Olmert havia feito das conversas de paz uma prioridade, e sua relação amigável com o presidente da Autoridade Nacional Palestina (ANP), Mahmoud Abbas, passou credibilidade e a impressão de ser um bom momento para negociações.
A chanceler israelense, Tzipi Livni, negociadora-chefe das conversas, é vista com grandes chances de substituir Olmert. Ela tem dado sinais contraditórios sobre um acordo em um futuro próximo com os palestinos, apesar de afirmar que o processo é vital para os interesses israelenses.
"Tempo contra"
"Nós decidimos que o tempo está contra nós, que o tempo está contra os moderados e que a estagnação não é uma opção para o governo de Israel", afirmou a ministra na quinta-feira, ao explicar o motivo para o governo retomar as conversas após sete anos de intervalo.

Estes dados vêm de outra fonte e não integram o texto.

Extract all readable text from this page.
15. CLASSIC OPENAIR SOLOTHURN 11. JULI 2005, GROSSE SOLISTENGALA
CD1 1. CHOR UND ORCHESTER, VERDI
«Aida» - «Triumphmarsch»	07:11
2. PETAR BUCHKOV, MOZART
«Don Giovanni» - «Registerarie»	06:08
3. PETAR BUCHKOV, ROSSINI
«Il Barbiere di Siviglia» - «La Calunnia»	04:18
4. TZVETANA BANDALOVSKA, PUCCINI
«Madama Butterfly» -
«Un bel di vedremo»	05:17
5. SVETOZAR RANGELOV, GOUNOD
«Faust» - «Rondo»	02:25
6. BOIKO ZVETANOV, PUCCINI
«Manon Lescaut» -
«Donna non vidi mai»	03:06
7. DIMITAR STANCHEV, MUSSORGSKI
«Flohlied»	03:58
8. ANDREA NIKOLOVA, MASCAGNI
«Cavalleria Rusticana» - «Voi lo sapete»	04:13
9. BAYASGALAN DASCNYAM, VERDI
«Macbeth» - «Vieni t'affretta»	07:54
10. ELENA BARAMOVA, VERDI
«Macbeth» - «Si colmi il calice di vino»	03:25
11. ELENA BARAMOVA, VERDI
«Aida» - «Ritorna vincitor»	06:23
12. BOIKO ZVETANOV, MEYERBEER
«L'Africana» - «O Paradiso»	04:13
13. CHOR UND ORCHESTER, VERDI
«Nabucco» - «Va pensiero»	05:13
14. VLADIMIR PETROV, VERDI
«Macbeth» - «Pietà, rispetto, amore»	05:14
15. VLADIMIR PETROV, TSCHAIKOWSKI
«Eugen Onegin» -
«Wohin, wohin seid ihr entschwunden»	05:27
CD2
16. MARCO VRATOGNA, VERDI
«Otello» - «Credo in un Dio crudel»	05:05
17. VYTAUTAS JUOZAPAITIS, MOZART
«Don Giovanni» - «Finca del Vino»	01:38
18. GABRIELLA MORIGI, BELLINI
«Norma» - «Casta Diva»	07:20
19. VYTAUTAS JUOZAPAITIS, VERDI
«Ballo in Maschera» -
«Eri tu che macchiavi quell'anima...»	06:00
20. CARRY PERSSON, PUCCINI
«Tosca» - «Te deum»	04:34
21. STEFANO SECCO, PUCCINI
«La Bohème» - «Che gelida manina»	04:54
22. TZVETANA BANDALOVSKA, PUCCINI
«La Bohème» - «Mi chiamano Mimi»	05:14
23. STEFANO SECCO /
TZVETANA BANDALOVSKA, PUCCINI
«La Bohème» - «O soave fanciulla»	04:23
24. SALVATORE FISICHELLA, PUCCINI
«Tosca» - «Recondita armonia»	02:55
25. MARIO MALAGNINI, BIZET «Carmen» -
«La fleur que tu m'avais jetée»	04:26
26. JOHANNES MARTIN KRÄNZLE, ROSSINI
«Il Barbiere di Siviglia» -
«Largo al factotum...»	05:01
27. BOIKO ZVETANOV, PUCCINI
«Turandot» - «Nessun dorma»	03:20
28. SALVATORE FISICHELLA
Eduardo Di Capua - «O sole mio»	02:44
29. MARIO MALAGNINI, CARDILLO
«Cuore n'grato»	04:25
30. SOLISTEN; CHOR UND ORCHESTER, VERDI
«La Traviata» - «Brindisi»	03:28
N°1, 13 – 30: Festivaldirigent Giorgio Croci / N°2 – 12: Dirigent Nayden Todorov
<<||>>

Livni disse que é perigoso se apressar na direção de um acordo sem solucionar questões-chave. Apesar de alguns progressos limitados, incluindo a remoção de um posto de controle israelense ao sul de Ramallah, na Cisjordânia, Israel ainda controla o acesso dos palestinos a Israel e mesmo dentro da Cisjordânia. Israel também continua anunciando a criação de novas colônias na região, o que irrita os palestinos.
Ao chegar a Jerusalém, Rice se reuniu com Livni e com o negociador-chefe palestino Ahmed Qureia. Em seguida, a americana jantou com o ministro da Defesa de Israel, Ehud Barak.
Na terça, Rice se encontrará com Olmert e com Livni, novamente, e depois irá realizar um encontro trilateral antes de seguir para Ramallah para falar com Abbas.